ログイッテグゾーという若者は、言動から非常に思い込みがはげしく他人からの影響を受けやすい性格だとわかっていた。よって、雷太が考え付いた可能性は二つ。
一つは、悪性魔力蓄積症にはかかっていたが、偽薬効果による思い込みが切欠になり本当に相性の悪い魔力を外へ出す働きをおぼえさせてしまった、もしくは耐性を得てしまったという嘘から出た真説。
もう一つは、はじめから病気になどかかっていなかったが周りのものがみんな倒れてしまったので自分もそうに違いないという思い込み、雷太の実験治療によって回復した、はじめから病気なんてなかったんや説。
どちらもあり得る説だが、これは採血による実測データを見比べればある程度わかる。
「あ……うーん。嘘から出た真説、かなあ」
投薬前と投薬後で、ログイッテグゾーの血液成分には僅かながら差があった。それはもちろん、薬品を含むか否かなどという初歩的なミスではなく、血液中の二酸化炭素量である。それも、イリュートロンと結合した炭素を含む二酸化炭素量は投薬前が圧倒的に多い。
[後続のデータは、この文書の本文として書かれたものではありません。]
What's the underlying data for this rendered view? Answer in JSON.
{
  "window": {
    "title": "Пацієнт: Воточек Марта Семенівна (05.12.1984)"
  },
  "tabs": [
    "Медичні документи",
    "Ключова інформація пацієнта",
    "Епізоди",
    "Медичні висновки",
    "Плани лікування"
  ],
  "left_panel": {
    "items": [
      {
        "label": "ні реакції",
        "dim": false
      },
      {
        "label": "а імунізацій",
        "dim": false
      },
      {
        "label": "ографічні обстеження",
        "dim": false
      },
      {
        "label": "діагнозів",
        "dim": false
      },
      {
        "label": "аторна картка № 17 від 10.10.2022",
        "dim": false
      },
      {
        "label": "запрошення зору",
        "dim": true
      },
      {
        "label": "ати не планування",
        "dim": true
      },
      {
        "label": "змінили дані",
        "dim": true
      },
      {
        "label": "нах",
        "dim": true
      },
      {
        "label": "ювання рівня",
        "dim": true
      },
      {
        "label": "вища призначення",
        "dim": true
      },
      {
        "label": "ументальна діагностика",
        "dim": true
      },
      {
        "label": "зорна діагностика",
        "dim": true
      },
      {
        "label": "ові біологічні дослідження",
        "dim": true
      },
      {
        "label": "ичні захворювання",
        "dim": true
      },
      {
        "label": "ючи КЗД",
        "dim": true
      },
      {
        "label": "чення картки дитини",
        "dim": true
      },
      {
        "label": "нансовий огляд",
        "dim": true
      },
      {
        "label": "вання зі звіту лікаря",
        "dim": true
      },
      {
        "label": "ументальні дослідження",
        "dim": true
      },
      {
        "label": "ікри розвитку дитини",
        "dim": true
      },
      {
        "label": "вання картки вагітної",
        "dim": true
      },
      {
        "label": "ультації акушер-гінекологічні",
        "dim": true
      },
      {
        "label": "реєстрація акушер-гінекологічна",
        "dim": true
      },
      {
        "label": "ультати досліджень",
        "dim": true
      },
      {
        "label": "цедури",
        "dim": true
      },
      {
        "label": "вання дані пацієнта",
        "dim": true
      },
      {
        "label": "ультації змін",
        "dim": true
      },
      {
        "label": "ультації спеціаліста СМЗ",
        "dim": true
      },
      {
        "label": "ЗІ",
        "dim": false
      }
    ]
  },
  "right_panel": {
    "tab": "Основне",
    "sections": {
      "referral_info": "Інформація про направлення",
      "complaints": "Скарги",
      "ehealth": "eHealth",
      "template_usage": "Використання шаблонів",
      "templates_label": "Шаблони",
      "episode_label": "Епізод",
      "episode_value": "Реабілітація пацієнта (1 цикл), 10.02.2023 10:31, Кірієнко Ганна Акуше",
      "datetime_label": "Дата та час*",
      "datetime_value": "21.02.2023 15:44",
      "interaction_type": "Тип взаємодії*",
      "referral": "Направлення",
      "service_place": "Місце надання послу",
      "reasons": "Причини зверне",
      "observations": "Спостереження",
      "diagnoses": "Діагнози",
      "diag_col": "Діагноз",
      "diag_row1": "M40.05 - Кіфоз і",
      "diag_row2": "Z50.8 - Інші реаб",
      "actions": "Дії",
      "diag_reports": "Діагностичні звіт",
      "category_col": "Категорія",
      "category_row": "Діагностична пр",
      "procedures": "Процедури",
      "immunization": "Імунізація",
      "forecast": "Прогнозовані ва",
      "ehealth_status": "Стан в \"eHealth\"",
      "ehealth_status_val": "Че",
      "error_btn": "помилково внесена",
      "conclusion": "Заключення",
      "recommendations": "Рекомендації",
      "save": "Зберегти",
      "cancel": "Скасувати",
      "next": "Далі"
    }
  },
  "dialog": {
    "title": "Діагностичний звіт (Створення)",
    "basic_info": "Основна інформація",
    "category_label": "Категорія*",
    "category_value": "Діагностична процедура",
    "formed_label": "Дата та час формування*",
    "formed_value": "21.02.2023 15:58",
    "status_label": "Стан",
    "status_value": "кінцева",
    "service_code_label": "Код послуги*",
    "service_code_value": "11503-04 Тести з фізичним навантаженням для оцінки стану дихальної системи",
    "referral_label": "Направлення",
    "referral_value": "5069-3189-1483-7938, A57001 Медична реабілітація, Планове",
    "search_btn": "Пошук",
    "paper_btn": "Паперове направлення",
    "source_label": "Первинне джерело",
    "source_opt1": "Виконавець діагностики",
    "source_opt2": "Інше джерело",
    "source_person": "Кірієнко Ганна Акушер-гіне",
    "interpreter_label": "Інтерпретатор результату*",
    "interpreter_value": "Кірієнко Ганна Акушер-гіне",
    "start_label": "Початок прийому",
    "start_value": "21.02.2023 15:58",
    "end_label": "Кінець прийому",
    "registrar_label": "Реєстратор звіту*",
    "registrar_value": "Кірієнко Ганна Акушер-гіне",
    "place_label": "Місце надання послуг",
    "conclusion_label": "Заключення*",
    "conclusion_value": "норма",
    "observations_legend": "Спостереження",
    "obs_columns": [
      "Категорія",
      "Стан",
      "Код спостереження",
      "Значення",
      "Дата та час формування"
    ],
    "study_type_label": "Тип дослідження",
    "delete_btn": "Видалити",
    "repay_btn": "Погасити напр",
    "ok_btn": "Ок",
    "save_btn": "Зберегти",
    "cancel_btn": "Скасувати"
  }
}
「……イリュートロンが魔力と密接に関わってる事は間違いなさそうだ」
治療の進展とともに、雷太は魔法というものの研究についても少しだけ進んだと感じた。そんな時だ。
「賢者さまあぁ! ドールだぁ! ドールだお助けくださいぃ!」
呼吸法をいち早く習得していた若者、オグゾンドールアが治療所にしていたテントに担ぎ込まれたのは。
帰還可能時刻まで、あと約115時間。